Parsing with Pest
A couple of weeks ago I was working on datafusion-catalogprovider-glue, a catalogprovider for Datafusion sourcing from AWS Glue.
The AWS SDK for Rust returns an UTF-8 string as the datatype value for each column in a table. A crawler will use datatypes which are supported by Athena.

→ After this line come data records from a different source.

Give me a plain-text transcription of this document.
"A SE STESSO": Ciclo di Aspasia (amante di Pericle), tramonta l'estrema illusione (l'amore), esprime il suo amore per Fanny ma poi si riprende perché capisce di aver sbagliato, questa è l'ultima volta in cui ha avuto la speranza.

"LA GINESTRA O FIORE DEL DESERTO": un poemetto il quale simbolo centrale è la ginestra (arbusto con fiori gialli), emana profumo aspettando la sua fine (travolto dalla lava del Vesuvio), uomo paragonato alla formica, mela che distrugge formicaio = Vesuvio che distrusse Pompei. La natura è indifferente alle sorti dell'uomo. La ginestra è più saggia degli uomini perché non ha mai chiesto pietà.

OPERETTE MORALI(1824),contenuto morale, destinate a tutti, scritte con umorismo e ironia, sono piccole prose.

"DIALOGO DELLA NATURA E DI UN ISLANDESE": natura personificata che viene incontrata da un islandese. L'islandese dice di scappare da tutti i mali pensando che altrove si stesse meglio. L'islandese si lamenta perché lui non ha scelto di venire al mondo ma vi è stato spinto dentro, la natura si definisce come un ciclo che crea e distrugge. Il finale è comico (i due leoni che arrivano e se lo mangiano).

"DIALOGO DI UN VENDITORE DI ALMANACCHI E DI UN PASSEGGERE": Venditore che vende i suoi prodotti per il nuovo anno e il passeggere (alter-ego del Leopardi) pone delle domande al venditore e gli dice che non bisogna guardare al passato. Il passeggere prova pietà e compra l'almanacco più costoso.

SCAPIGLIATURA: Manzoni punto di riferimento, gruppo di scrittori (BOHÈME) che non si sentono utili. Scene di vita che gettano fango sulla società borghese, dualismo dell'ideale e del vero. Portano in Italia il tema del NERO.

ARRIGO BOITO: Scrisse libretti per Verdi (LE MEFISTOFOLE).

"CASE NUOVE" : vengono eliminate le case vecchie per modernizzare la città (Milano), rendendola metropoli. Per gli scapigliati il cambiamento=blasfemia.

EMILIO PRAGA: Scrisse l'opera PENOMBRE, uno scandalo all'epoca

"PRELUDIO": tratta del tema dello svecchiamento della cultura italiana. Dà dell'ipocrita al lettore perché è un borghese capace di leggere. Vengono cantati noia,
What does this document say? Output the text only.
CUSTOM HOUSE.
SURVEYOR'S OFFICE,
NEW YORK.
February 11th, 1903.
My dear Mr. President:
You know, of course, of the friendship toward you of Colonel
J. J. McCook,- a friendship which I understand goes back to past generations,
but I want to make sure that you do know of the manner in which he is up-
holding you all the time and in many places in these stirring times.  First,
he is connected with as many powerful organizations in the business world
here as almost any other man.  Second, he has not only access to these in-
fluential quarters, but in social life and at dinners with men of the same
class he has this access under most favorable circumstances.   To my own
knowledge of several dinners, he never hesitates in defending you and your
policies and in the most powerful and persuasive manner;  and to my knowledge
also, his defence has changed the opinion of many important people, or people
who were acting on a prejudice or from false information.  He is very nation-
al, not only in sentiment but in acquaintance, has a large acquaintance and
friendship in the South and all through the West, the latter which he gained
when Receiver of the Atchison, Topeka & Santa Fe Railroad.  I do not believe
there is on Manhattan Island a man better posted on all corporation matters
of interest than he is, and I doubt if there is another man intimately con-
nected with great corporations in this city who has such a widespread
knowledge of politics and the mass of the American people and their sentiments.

Parsing the initial data types was pretty simple:
match glue_type {
"int" => Ok(DataType::Int32),
"boolean" => Ok(DataType::Boolean),
"bigint" => Ok(DataType::Int64),
"float" => Ok(DataType::Float32),
...
}
Support for decimal and arrays remained simple with some regular expressions and recursion:
static ref DECIMAL_RE: Regex = Regex::new("^decimal\\((?P<precision>\\d+)\\s*,\\s*(?P<scale>\\d+)\\)$").unwrap();
static ref ARRAY_RE: Regex = Regex::new("^array<(?P<array_type>.+)>$").unwrap();
_ => {
if let Some(decimal_cg) = DECIMAL_RE.captures(glue_type) {
let precision = decimal_cg
.name("precision")
.unwrap()
.as_str()
.parse()
.unwrap();
let scale = decimal_cg.name("scale").unwrap().as_str().parse().unwrap();
Ok(DataType::Decimal(precision, scale))
} else if let Some(array_cg) = ARRAY_RE.captures(glue_type) {
let array_type = array_cg.name("array_type").unwrap().as_str();
let field = Self::map_to_arrow_field(glue_name, array_type)?;
Ok(DataType::List(Box::new(field)))
...
But then I also needed to support maps and structs which require matching nested constructs with balancing groups. And I gave up :)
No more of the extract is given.